Meet Joyce Romanoff, President of Skokie-based wall coverings company, Maya Romanoff.
She is focused on thoughtfully growing the company’s line of products without sacrificing its culture of cooperation and connection.
Romanoff also serves on the Exhibitions Committee for the Museum of Arts & Design in NY and on the Advisory Boards for HD Expo and HD Boutique.
What initially resonated with you about Maya Romanoff?
Actually, it was meeting Maya and trying to figure out what he did. Hand-painted wall coverings were very foreign to me. It was something that never really came to my attention. It was the appeal of the artistry and him as the visionary that attracted me.
How is the culture of the company unique?
The logo really typifies the culture of the company. The lotus is intertwining of people, materials and cooperation. I think it’s the Ying and the Yang, the balance that we’re able to create in this company that makes it so viable.
Most of your wall coverings are manufactured at your Skokie facility, correct?
We have 65 people and they’re all under this roof. Forty-five of them are painting or doing some type of product development.
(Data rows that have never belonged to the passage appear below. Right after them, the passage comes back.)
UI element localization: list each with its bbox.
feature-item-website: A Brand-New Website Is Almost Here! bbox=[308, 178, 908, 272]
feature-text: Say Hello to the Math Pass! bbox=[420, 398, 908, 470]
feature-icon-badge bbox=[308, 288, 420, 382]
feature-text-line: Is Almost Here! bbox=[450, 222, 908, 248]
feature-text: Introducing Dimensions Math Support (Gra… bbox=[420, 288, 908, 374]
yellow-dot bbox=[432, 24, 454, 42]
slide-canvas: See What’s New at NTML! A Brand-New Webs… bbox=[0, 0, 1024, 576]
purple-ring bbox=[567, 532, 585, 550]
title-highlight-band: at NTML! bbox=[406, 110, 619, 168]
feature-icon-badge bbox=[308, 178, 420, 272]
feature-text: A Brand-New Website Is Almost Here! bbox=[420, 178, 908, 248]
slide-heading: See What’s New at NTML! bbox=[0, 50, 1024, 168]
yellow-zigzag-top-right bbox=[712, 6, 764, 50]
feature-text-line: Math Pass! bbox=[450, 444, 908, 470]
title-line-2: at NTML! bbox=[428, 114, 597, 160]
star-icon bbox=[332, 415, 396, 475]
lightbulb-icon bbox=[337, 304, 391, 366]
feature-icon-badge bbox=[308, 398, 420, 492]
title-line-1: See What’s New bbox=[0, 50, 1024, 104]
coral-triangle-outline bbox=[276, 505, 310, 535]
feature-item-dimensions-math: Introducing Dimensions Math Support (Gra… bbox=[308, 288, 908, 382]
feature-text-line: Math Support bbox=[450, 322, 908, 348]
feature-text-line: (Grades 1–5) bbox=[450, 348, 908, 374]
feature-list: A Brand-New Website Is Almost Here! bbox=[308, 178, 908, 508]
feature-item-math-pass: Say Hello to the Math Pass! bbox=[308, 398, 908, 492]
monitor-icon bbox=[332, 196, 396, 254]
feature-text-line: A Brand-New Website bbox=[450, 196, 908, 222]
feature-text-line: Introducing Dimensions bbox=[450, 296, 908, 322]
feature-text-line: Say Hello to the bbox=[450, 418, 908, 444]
How have you changed the business?
My husband ran the business for many years and was not a big risk taker. He ran the business without any debt. I keep that in mind, but I also want to grow the business.
How do you expand the business and keep it afloat and not have too many expenses and obligations? How have you approached that?
We’re always looking to the next incarnation of the product, which makes things interesting. We also listen to designers. What’s not out there? What materials would you like to work with? We’re able to act on it very quickly.
I was shopping in a store in Hong Kong, and I picked up a little Mother-of-Pearl dish. I tracked down who purchased that dish and where they purchased it, ran to the factory and did the deal on one trip. I wish it happened like that more often, but when it does happen, it’s very exciting.
Are you ever worried a new product won’t catch on?
When we make a decision to make a product, it’s very expensive. I like to have educated partners to help me make decisions and we have those people who work for us.
How do you respond to trends?
I believe we’re trend makers. We try to create classics. When we go through the trouble of making something perfect, we don’t want to see it go out of style. We have products that are 20 years old plus that are still in our line.
And now you have the new showroom at the Merchandise Mart!
The showroom is 40 years in the making. It really transcends anything I thought we would ever have in Chicago. It really shows who we are. It’s really a crowning achievement of mine. I can’t believe we did this. Our employees were the first people who walked through the doors, because they made it. It was a good way to start off.